I can't answer your question, but I really think you're making this much too complicated.

As I understand it, you are using this "phantom table" because you are "not satisfied" with buffering.

Buffering is the normal way of dealing with data-entry in a multi-user environment. It works reliably and it does what it's supposed to do. I srongly suggest you take a bit of time to understand how buffering works (it's not that difficult), and then get rid of your phantom table.

The Help file has plenty of examples, and you can always ask here if you need additional help.

Mike

__________________________________
Mike Lewis (Edinburgh, Scotland)

Visual FoxPro tips, advice, training, consultancy
Custom software for your business
 
As I understand it, you are using this "phantom table" because you are "not satisfied" with buffering.
I'm not, but not because I don't understand how it works. The reason why I had to renounce buffering is the fact that I don't want just to "change" data when somebody enters a new value for an existing record. I create a new record with the same ID, but keep the old one, setting the "obsolete" flag for it. Since the table contains fields for the user ID and creation time, *dynamics* of changes can be monitored, and every modified number can be backtracked to its author if such a need arises. Buffering may be good for other kinds of works (and there *are* applications where I use it), but keeping full logs is not its mission.

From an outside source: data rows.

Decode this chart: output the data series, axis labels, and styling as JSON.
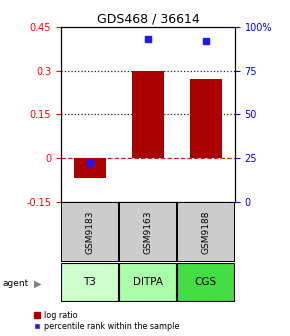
{
  "title": "GDS468 / 36614",
  "categories": [
    "T3",
    "DITPA",
    "CGS"
  ],
  "gsm_labels": [
    "GSM9183",
    "GSM9163",
    "GSM9188"
  ],
  "log_ratios": [
    -0.07,
    0.3,
    0.27
  ],
  "percentile_ranks": [
    22,
    93,
    92
  ],
  "ylim_left": [
    -0.15,
    0.45
  ],
  "ylim_right": [
    0,
    100
  ],
  "yticks_left": [
    -0.15,
    0.0,
    0.15,
    0.3,
    0.45
  ],
  "yticks_right": [
    0,
    25,
    50,
    75,
    100
  ],
  "yticklabels_left": [
    "-0.15",
    "0",
    "0.15",
    "0.3",
    "0.45"
  ],
  "yticklabels_right": [
    "0",
    "25",
    "50",
    "75",
    "100%"
  ],
  "bar_color": "#aa0000",
  "square_color": "#1a1aff",
  "zero_line_color": "#cc2222",
  "dotted_line_color": "#222222",
  "agent_bg_colors": [
    "#ccffcc",
    "#aaffaa",
    "#44dd44"
  ],
  "gsm_bg_color": "#cccccc",
  "legend_bar_label": "log ratio",
  "legend_sq_label": "percentile rank within the sample",
  "bar_width": 0.55
}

Hence, the original question. If simple RAM-based cursors suddenly start throwing 109 errors, who a guy can rely upon these days? O.O
 
The way most people handle your requirements is to create a change log in a separate table where every change is logged. You can use triggers to ensure that changes get logged and the whole thing happens automatically.

Tamar
 
If it's really the cursors updates or inserts that cause that error 109. Just to add the obvious you're talking about a 10+ year old version o VFP, I started with VFP6 in 1999 and it was not new at that time. Do you at least have it at SP5 level? If not I don't think there is a download of Visual Studio 6 Service Packs available.

That said I don't remember any version of VFP failing with error 109 on cursor updates. You might have an implicit table update due to moving record pointers in a table, to which a cursor is related, as you don't use buffering. Handling error 109, see what SYS(2018) returns, this should be the name of the table being used by another user.

Bye, Olaf.
 
Handling error 109, see what SYS(2018) returns, this should be the name of the table being used by another user.
Tried that. SYS(2018) returns an empty string.